Bar-code technology allows a business to instantly track all materials received, stored and shipped. A quick scan with a laser reading device details all the information for a specific item. A product as small as a single pencil to something as large as industrial machinery, locomotives, airplanes or seagoing ships can be bar-coded and tracked with a quick scan.
Bar-code inventory control can be as automated or manually operated as necessary. Grocery stores keep accurate counts of thousands of canned goods, produce and other items as each item is manually scanned at the check-out register. Distributorships and wholesales have bar-code scanners attached to mechanized handling equipment. All items on the conveyers and transport carts are scanned, registered and maintained automatically with digital accuracy.
An SKU or stock-keeping unit is attached to items in stock and any other billable item the business may make available. SKU numbers allow for both tracking the inventory and any attached labor, shipping and associated charges with the product’s sale.
SKUs also allow for quick inventory of units containing multiple products with individual bar codes, such as a crate of 100 cans of soup at a grocery store. Each can has a bar code, but accessing the SKU can determine an inventory of 100 cans without calculating each individual item. SKU numbers are usually used with wholesalers and distributors dealing in large quantities of products.
Although technology aids in maintaining accurate inventory records, a manual inventory is occasionally still required. This involves counting, sorting, identifying and locating materials on the shelf, in the warehouse and in transit.
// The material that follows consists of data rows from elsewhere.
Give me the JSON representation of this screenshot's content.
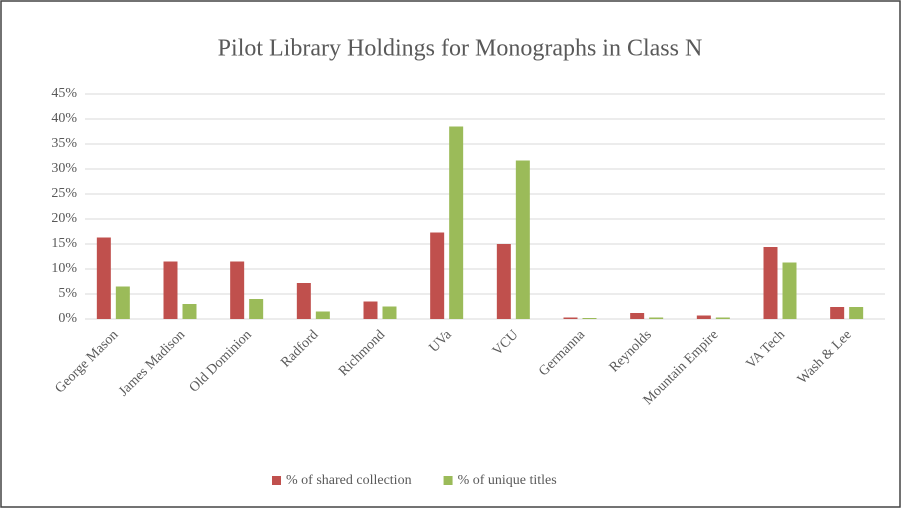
{
  "chart_data": {
    "type": "bar",
    "title": "Pilot Library Holdings for Monographs in Class N",
    "categories": [
      "George Mason",
      "James Madison",
      "Old Dominion",
      "Radford",
      "Richmond",
      "UVa",
      "VCU",
      "Germanna",
      "Reynolds",
      "Mountain Empire",
      "VA Tech",
      "Wash & Lee"
    ],
    "series": [
      {
        "name": "% of shared collection",
        "color": "#c0504d",
        "values": [
          16.3,
          11.5,
          11.5,
          7.2,
          3.5,
          17.3,
          15,
          0.3,
          1.2,
          0.7,
          14.4,
          2.4
        ]
      },
      {
        "name": "% of unique titles",
        "color": "#9bbb59",
        "values": [
          6.5,
          3,
          4,
          1.5,
          2.5,
          38.5,
          31.7,
          0.2,
          0.3,
          0.3,
          11.3,
          2.4
        ]
      }
    ],
    "ylim": [
      0,
      45
    ],
    "yticks": [
      {
        "value": 0,
        "label": "0%"
      },
      {
        "value": 5,
        "label": "5%"
      },
      {
        "value": 10,
        "label": "10%"
      },
      {
        "value": 15,
        "label": "15%"
      },
      {
        "value": 20,
        "label": "20%"
      },
      {
        "value": 25,
        "label": "25%"
      },
      {
        "value": 30,
        "label": "30%"
      },
      {
        "value": 35,
        "label": "35%"
      },
      {
        "value": 40,
        "label": "40%"
      },
      {
        "value": 45,
        "label": "45%"
      }
    ],
    "grid": true,
    "legend": "bottom"
  }
}
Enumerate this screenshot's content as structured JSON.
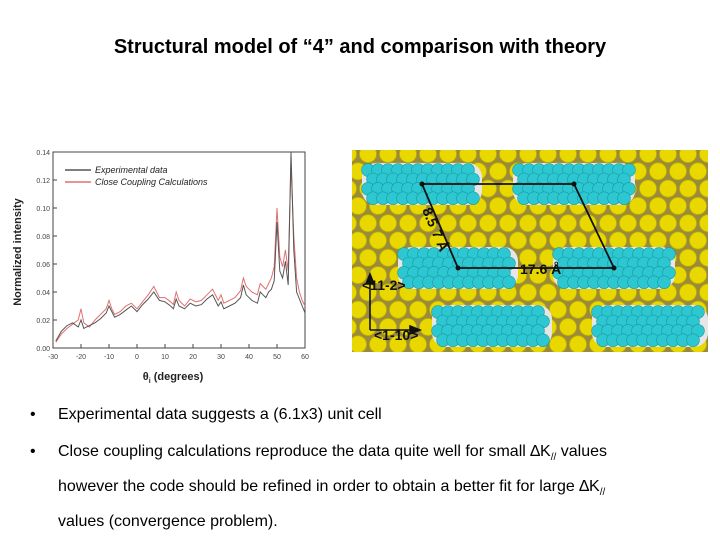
{
  "slide": {
    "title": "Structural model of “4” and comparison with theory"
  },
  "chart_data": {
    "type": "line",
    "xlabel": "θi (degrees)",
    "ylabel": "Normalized intensity",
    "xlim": [
      -30,
      60
    ],
    "ylim": [
      0.0,
      0.14
    ],
    "x_ticks": [
      "-30",
      "-20",
      "-10",
      "0",
      "10",
      "20",
      "30",
      "40",
      "50",
      "60"
    ],
    "y_ticks": [
      "0.00",
      "0.02",
      "0.04",
      "0.06",
      "0.08",
      "0.10",
      "0.12",
      "0.14"
    ],
    "legend_position": "top-left",
    "series": [
      {
        "name": "Experimental data",
        "color": "#555555",
        "x": [
          -29,
          -27,
          -25,
          -23,
          -21,
          -20,
          -19,
          -17,
          -15,
          -13,
          -11,
          -10,
          -9,
          -8,
          -6,
          -4,
          -2,
          0,
          2,
          4,
          6,
          8,
          10,
          12,
          13,
          14,
          15,
          17,
          19,
          21,
          23,
          25,
          27,
          29,
          30,
          31,
          33,
          35,
          37,
          38,
          39,
          41,
          43,
          44,
          45,
          46,
          47,
          48,
          49,
          50,
          51,
          52,
          53,
          54,
          55,
          56,
          57,
          58,
          59,
          60
        ],
        "y": [
          0.005,
          0.012,
          0.016,
          0.018,
          0.015,
          0.02,
          0.014,
          0.016,
          0.018,
          0.021,
          0.025,
          0.03,
          0.026,
          0.022,
          0.024,
          0.027,
          0.03,
          0.026,
          0.031,
          0.035,
          0.04,
          0.034,
          0.033,
          0.03,
          0.028,
          0.035,
          0.03,
          0.028,
          0.032,
          0.03,
          0.031,
          0.035,
          0.038,
          0.03,
          0.033,
          0.028,
          0.03,
          0.032,
          0.036,
          0.045,
          0.038,
          0.034,
          0.032,
          0.04,
          0.038,
          0.036,
          0.04,
          0.042,
          0.048,
          0.09,
          0.055,
          0.05,
          0.062,
          0.045,
          0.14,
          0.07,
          0.04,
          0.035,
          0.03,
          0.025
        ]
      },
      {
        "name": "Close Coupling Calculations",
        "color": "#e07070",
        "x": [
          -29,
          -27,
          -25,
          -23,
          -21,
          -20,
          -19,
          -17,
          -15,
          -13,
          -11,
          -10,
          -9,
          -8,
          -6,
          -4,
          -2,
          0,
          2,
          4,
          6,
          8,
          10,
          12,
          13,
          14,
          15,
          17,
          19,
          21,
          23,
          25,
          27,
          29,
          30,
          31,
          33,
          35,
          37,
          38,
          39,
          41,
          43,
          44,
          45,
          46,
          47,
          48,
          49,
          50,
          51,
          52,
          53,
          54,
          55,
          56,
          57,
          58,
          59,
          60
        ],
        "y": [
          0.004,
          0.01,
          0.014,
          0.017,
          0.02,
          0.028,
          0.018,
          0.015,
          0.02,
          0.024,
          0.028,
          0.034,
          0.028,
          0.024,
          0.026,
          0.03,
          0.032,
          0.028,
          0.033,
          0.038,
          0.044,
          0.036,
          0.036,
          0.033,
          0.031,
          0.04,
          0.034,
          0.03,
          0.035,
          0.033,
          0.034,
          0.038,
          0.042,
          0.034,
          0.038,
          0.032,
          0.034,
          0.036,
          0.041,
          0.05,
          0.044,
          0.04,
          0.038,
          0.046,
          0.044,
          0.042,
          0.046,
          0.05,
          0.058,
          0.1,
          0.065,
          0.058,
          0.07,
          0.055,
          0.132,
          0.08,
          0.05,
          0.04,
          0.034,
          0.03
        ]
      }
    ]
  },
  "surface_model": {
    "dim_a": "8.5",
    "dim_a_unit": "7 Å",
    "dim_b": "17.6 Å",
    "dir_1": "<11-2>",
    "dir_2": "<1-10>",
    "substrate_color": "#e8d800",
    "molecule_color": "#2cc7d0",
    "hydrogen_color": "#e6e6e6"
  },
  "bullets": [
    {
      "marker": "•",
      "text": "Experimental data suggests a (6.1x3) unit cell"
    },
    {
      "marker": "•",
      "line1_pre": "Close coupling calculations reproduce the data quite well for small ",
      "delta": "∆K",
      "sub": "//",
      "line1_post": " values",
      "line2_pre": "however the code should be refined in order to obtain a better fit for large ",
      "line3": "values (convergence problem)."
    }
  ]
}
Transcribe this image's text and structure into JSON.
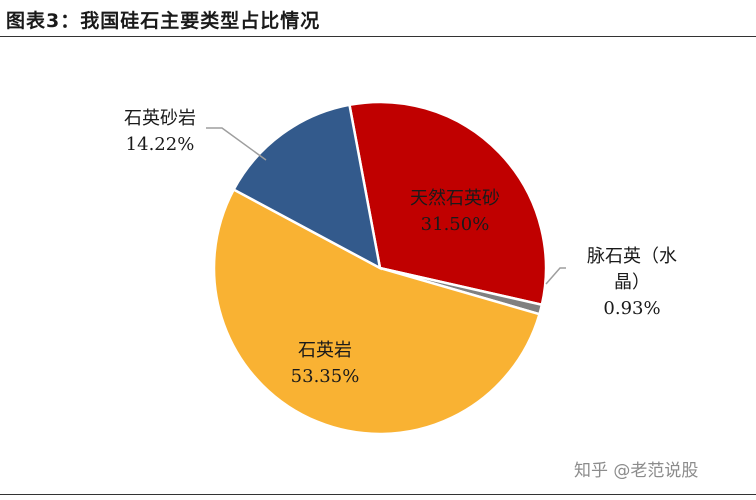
{
  "header": {
    "title": "图表3：我国硅石主要类型占比情况"
  },
  "watermark": "知乎 @老范说股",
  "chart_data": {
    "type": "pie",
    "title": "",
    "slices": [
      {
        "label": "天然石英砂",
        "label_lines": [
          "天然石英砂"
        ],
        "value": 31.5,
        "value_text": "31.50%",
        "color": "#c00000"
      },
      {
        "label": "脉石英（水晶）",
        "label_lines": [
          "脉石英（水",
          "晶）"
        ],
        "value": 0.93,
        "value_text": "0.93%",
        "color": "#808080"
      },
      {
        "label": "石英岩",
        "label_lines": [
          "石英岩"
        ],
        "value": 53.35,
        "value_text": "53.35%",
        "color": "#f9b233"
      },
      {
        "label": "石英砂岩",
        "label_lines": [
          "石英砂岩"
        ],
        "value": 14.22,
        "value_text": "14.22%",
        "color": "#335a8c"
      }
    ],
    "legend": "none"
  }
}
The reason for manual inventories is determining the amount of theft the business has suffered, accounting for damaged goods and ensuring all bar-code and SKU tracking efforts are accurate. If an item is stolen, it is scanned in but not scanned out. This can lead to an error in the inventory count. Damaged material may be discarded without accurately noting the inventory adjustment. Bar-code scanners may inadvertently fail to pick up a bar code when scanning through human error or hardware problems.